The solution to this in my opinion would be to create a new school. Call them "Academies" or something. These new schools would be constructed with the specific purpose of recruiting and teaching in a socialist way. Providing specific teacher training for these Academies is easier to have teachers accept because they know damn well they're applying to a new and different type of institution when they apply for the job.
You construct more and more of these over time alongside the old schools and slowly phase them out. You can also gather data demonstrating that the Academies provide better results which reinforces acceptance in phasing out the old ones.
Yes this was actually attempted, but didn't work, because the academia and broader inteligentsia resisted the attempt to replace them, and furthermore, the new socialist cadre was necessarily educaded by the old burgeoisie one.
Non European socialist countries succeeded more with this, since they started with lower level and they had actual revolutions unlike euro socialists, but the thawing after 68 got them too.
Interesting. The Labour Party here in the UK started the academy system that slowly phased out old schools and it worked quite well. Obviously not to create socialism or anything ideological but to change from a prior education method to a newer better approach providing better pupil outcomes.
I think the main place to initiate real changes is probably less in the schools where teachers teach pupils though and moreso in the universities where the teachers learn to teach.
Still though you're guaranteed for this to be a 50 year or more project because what are you supposed to do with the teachers otherwise? Have them not work?
We also like, need their skills because we need educated workers for pretty much everything so we can't exactly do terror with them to conform as it'll cause too many to leave the country.
Yes, you're right, in Poland it failed because high concentration of reactionary thought in inteligentsia (not just apathetic or apolitical but reactionary, and this was even more true in universities) and the fact that after 1956 coup power was taken by the nationalist faction, and for them the nationalist education was a given, ignoring rest of the baggage attached.
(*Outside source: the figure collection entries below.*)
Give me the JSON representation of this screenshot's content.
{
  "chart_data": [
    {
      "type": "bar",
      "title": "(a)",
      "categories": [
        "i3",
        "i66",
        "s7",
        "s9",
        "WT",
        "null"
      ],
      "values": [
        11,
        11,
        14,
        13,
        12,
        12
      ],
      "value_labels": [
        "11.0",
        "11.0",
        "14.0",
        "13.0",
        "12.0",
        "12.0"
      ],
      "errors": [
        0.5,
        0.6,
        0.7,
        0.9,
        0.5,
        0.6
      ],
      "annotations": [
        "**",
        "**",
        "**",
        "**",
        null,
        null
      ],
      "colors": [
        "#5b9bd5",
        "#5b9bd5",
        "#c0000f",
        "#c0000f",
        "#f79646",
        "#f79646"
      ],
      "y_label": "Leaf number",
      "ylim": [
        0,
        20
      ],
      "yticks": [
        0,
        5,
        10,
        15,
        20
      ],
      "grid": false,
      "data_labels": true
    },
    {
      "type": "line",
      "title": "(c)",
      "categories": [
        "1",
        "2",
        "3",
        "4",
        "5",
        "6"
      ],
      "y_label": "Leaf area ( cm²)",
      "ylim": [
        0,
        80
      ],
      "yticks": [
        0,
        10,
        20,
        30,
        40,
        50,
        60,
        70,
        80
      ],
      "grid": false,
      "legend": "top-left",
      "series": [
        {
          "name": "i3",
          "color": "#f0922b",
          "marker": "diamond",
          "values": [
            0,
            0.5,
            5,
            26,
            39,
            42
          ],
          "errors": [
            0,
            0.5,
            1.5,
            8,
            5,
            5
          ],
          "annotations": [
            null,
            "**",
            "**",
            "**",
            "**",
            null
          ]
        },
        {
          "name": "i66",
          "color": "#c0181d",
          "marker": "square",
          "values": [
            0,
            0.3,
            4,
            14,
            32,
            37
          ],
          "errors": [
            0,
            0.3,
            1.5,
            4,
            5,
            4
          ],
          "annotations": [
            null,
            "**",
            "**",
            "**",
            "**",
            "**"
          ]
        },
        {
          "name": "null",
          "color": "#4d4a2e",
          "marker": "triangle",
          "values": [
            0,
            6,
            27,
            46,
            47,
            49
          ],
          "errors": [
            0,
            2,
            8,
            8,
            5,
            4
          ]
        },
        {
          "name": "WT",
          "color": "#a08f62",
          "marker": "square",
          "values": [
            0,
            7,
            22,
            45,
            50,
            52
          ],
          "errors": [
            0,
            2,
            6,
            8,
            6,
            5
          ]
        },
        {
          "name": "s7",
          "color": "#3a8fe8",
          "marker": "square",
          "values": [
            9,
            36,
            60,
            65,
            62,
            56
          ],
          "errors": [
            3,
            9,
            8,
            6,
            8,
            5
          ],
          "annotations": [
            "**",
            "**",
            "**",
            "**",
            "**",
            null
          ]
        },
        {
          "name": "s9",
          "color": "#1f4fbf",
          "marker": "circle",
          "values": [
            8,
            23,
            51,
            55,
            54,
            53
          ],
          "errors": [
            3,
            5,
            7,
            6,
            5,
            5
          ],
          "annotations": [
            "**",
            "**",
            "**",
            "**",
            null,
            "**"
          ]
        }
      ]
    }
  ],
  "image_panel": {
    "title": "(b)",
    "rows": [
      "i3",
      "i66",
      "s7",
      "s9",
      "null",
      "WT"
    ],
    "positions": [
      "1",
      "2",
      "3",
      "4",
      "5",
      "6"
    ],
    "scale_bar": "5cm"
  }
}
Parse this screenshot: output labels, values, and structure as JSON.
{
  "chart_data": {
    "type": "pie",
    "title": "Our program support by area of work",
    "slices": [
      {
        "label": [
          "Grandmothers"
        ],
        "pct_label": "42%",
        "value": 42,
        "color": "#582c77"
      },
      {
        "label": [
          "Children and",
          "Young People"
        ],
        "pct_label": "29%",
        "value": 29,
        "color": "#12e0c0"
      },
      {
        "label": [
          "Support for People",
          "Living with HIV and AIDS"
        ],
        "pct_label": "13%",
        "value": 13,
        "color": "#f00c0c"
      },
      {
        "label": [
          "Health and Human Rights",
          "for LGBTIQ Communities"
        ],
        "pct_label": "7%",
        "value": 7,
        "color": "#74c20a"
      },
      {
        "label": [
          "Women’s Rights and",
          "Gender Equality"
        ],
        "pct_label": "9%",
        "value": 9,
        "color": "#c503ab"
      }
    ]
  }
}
Huh that's interesting. It's the complete and total opposite here in the UK. I would say that our school teachers are particularly left, with about half being significantly left of liberal even. We have very good teachers unions which might play a role as we have socialist leadership and organisers in important positions among them, the teachers themselves are very amenable to socialists. In my opinion they'd be our allies here.
I'd even say that they actually get considerably more left the higher up in education you go.
Elaborating on the part i mention before about polish education:
Poland and Polish nationality basically entire existence was formatted by the partitions. Not only country was occupied and divided, but also opressed. In Prussia/Germany the oppression was strongest, polish culture and language was systemically eradicated. In Austria, it was mildly tolerated, or at least as much as Austrian regime tolerated any not compliant ethnicity. In Russia it's the middle, oppresion was lesser as in Prussia and not consistently enacted. Partitions explain the insanely high Polish nationalism too, also the romanticism literature hit Poles very hard and is flattening the brains here ever since.
So fast forward to 1918 and the only places where Polish inteligentsia was present in sufficient numbers to actually try to assmble the university cadres and education system were the locations of current (Kraków i Cieszyn in former Austrian part.) and former (Wilno and Lwów in former Russian part.) universities, and those are lava-hot beds of nationalism, full of Mickiewicz-maniacs* very much influenced by backward ideas like romanticism and catholicism. And those cadres taught the future ones - which is also one of the main reasons of the Polish culture high uniformity noticed by many foreigners even now.
*Also note that in 1968, when the banana youth and other liberal students rioted against the socialism, the direct spark for that was also the withdrawing of the Mickiewicz play from the theatre - people organising that protest were later the core of worst polish liberalism - Michnik, Kuroń et cons.